Inflated data lakehouse costs and latencies? - Blame S3's choice of HTTP/1.1
Blog post from Onehouse
The performance of cloud object storage platforms like Amazon S3 and Google Cloud Storage (GCS) is significantly influenced by the HTTP protocols they utilize, with S3 relying on HTTP/1.1 and GCS employing HTTP/2. HTTP/1.1's limitations, such as head-of-line blocking and higher latency, lead to inefficiencies and increased costs, as demonstrated by S3 showing up to 15 times higher latency compared to GCS in practical workloads.

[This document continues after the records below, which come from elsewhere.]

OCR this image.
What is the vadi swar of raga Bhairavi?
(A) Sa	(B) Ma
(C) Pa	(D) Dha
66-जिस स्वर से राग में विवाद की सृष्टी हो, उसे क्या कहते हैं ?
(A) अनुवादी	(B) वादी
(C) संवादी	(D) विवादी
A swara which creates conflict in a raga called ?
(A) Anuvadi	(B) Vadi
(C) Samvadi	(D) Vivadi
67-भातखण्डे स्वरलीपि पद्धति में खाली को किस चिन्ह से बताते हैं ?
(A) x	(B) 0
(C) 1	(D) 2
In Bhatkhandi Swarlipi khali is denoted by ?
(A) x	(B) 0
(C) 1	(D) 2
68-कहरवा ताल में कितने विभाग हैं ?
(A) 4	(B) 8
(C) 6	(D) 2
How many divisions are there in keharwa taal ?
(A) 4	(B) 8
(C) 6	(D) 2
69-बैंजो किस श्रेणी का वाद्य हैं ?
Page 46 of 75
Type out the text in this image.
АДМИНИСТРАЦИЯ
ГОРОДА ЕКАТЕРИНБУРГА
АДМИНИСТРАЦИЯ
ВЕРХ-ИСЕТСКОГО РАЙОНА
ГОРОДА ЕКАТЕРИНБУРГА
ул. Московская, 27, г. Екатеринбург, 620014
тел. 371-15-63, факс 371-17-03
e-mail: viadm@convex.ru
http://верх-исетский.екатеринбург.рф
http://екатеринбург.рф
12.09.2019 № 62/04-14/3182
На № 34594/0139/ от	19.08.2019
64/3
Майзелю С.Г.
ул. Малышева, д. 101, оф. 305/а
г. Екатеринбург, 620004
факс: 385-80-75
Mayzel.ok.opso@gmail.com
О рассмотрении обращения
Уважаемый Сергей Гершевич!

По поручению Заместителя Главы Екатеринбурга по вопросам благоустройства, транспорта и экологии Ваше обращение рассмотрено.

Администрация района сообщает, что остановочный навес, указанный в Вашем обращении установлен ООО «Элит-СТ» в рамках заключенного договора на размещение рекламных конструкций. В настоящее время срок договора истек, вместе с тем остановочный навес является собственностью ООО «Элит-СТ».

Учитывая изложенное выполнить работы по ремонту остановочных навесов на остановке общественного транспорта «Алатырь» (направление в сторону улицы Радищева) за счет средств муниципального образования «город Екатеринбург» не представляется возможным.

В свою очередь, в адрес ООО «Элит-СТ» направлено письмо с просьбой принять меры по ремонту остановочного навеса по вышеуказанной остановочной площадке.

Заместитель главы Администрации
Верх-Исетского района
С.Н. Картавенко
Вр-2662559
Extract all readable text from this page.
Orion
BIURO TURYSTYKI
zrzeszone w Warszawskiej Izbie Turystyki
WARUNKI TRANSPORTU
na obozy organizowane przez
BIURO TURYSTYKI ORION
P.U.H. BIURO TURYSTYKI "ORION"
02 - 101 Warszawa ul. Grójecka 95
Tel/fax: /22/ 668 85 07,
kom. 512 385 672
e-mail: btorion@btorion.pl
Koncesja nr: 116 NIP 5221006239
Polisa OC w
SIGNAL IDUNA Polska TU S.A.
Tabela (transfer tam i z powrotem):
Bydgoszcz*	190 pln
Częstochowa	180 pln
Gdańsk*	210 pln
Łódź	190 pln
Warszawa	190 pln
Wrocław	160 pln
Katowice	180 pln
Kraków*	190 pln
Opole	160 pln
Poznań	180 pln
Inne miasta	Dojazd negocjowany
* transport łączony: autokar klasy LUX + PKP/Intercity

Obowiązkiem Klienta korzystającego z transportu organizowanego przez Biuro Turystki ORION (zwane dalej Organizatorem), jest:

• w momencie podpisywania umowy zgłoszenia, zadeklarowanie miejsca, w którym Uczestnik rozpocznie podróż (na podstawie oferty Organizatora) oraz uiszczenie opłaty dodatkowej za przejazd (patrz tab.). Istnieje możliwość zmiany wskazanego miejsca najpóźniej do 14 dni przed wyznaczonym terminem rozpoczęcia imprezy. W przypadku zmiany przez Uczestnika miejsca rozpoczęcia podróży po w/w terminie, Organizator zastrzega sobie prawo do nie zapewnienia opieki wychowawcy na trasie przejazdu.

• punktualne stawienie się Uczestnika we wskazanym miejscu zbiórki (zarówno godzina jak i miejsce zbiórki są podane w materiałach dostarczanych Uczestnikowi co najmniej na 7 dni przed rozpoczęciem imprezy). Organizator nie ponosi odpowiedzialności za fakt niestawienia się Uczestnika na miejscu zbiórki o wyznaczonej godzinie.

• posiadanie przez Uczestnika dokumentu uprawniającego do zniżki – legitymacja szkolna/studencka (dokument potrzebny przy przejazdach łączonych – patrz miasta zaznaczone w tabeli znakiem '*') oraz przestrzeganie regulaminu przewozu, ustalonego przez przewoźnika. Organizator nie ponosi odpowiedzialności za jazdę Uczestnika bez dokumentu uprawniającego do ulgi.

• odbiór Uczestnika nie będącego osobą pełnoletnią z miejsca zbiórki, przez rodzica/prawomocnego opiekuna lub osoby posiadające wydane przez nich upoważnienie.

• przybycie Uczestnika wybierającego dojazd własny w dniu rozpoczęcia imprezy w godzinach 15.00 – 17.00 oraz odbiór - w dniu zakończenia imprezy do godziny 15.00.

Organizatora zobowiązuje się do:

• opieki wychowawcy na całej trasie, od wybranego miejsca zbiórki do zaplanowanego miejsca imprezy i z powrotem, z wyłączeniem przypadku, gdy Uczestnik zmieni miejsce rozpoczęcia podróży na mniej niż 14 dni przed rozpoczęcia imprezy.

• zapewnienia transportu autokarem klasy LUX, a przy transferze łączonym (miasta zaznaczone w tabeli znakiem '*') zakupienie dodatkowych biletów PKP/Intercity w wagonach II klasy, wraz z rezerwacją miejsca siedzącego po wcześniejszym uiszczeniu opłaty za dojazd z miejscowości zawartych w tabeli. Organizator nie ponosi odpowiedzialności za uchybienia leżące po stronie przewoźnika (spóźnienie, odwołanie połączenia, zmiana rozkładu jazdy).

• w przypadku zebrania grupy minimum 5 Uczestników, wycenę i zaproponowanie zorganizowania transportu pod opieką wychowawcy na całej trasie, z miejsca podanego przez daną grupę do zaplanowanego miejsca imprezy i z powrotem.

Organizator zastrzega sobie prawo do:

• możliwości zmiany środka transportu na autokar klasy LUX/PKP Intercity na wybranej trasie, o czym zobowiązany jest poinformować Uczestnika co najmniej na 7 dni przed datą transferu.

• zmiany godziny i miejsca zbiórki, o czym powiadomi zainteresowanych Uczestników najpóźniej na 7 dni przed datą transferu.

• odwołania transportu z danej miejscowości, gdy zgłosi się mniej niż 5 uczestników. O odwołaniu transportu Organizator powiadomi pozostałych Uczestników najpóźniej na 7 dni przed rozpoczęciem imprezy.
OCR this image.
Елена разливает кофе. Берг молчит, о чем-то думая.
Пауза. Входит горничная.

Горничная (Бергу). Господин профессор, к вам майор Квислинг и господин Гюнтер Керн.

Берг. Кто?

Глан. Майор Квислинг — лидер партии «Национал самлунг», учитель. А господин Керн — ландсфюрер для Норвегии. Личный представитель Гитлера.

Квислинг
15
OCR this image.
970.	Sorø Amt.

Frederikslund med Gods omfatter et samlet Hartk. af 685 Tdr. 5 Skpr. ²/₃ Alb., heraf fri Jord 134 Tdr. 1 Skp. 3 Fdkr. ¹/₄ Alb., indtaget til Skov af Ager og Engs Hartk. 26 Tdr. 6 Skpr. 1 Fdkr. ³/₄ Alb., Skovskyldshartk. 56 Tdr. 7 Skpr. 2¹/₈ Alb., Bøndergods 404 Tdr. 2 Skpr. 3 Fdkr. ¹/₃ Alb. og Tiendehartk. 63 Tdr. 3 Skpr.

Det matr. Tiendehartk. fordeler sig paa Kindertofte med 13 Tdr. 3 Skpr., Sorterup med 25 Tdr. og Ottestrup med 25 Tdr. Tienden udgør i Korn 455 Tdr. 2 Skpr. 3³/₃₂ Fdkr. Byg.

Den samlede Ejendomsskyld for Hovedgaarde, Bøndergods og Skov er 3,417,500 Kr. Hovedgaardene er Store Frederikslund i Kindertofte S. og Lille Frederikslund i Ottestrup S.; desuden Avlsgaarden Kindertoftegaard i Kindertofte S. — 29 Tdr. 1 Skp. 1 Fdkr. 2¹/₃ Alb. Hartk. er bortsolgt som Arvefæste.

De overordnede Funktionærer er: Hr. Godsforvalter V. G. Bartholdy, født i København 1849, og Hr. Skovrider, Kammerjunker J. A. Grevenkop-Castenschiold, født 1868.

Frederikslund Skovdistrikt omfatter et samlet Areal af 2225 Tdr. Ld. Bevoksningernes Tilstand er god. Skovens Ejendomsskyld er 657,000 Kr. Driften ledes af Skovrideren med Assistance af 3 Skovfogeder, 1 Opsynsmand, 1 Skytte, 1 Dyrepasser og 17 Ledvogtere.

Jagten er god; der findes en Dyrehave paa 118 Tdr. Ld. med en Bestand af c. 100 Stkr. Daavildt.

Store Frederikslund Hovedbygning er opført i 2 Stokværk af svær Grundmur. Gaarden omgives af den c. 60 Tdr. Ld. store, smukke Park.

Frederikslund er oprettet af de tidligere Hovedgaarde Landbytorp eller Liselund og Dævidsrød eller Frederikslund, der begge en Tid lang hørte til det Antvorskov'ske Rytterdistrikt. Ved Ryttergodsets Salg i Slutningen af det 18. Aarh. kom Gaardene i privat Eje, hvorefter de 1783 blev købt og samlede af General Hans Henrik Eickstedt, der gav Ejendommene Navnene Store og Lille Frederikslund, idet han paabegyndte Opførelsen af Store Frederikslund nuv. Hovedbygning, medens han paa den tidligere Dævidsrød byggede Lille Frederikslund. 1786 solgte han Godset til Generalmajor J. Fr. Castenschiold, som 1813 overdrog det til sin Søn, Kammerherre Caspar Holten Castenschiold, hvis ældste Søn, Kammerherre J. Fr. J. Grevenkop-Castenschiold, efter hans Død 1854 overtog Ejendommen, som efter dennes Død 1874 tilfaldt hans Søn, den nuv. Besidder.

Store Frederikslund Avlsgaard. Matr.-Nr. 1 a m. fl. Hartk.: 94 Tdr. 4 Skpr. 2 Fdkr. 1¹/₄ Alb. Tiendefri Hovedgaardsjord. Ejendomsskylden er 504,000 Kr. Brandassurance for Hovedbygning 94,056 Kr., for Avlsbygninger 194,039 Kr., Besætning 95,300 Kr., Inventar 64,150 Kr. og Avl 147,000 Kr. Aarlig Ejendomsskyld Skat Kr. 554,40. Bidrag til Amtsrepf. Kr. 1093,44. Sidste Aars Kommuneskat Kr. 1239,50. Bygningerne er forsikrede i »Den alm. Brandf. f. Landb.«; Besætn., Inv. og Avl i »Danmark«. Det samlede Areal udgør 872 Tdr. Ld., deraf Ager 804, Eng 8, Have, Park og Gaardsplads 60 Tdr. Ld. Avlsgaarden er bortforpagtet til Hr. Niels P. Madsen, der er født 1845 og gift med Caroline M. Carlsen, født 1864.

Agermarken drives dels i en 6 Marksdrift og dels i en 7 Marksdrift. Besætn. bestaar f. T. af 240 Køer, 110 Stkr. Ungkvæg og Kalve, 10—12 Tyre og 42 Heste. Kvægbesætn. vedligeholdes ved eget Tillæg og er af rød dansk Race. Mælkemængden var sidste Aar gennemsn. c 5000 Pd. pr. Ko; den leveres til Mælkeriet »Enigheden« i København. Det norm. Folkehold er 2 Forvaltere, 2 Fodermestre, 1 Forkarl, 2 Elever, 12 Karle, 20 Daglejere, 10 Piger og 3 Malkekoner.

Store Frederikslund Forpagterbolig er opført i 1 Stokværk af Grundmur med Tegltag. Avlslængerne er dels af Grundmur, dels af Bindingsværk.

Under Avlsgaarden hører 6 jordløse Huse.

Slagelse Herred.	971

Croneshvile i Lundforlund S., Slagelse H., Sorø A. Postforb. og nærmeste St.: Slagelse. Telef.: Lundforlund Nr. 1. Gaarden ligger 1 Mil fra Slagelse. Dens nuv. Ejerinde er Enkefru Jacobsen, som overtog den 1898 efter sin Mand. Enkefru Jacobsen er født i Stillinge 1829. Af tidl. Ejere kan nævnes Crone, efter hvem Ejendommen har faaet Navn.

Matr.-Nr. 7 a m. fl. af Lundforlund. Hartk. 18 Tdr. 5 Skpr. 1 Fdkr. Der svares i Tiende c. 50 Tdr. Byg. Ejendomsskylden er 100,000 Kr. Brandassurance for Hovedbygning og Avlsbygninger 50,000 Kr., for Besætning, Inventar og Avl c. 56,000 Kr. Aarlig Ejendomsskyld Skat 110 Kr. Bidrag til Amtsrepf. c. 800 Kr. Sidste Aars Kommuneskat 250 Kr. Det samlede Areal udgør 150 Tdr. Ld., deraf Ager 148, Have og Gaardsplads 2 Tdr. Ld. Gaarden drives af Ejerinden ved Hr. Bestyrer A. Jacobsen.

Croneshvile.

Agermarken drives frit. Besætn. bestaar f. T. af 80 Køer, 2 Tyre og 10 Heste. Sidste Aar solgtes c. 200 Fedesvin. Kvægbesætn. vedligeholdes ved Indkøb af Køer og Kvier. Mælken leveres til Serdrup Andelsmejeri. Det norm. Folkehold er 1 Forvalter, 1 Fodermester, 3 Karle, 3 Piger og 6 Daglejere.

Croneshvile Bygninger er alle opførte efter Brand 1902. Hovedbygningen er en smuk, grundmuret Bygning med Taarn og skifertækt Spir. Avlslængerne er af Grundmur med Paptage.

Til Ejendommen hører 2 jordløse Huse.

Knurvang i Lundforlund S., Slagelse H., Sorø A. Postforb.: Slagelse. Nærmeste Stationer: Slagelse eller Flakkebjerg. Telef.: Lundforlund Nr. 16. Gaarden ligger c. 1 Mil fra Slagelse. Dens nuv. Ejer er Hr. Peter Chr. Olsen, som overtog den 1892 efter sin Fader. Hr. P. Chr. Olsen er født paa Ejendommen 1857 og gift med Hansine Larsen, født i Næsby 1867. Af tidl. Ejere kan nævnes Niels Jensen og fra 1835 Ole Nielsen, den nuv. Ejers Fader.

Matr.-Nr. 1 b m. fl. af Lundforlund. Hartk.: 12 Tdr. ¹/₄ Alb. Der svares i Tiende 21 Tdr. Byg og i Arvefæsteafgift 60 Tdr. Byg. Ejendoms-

These inefficiencies arise because HTTP/1.1 lacks the multiplexing and header compression benefits of HTTP/2, resulting in higher TCP overhead and variability in software development kit (SDK) performance. Onehouse addresses these challenges by implementing optimizations like byte-range coalescing and smart concurrency management to improve cost efficiency and performance in data lake operations. The shift from distributed file systems to object storage systems has made HTTP behavior critical in managing data lakes, emphasizing the need for effective protocol management to reduce compute costs and improve throughput. Onehouse's lakehouse platform incorporates these insights to enhance connection management and protocol behavior, ensuring better performance and cost savings for users.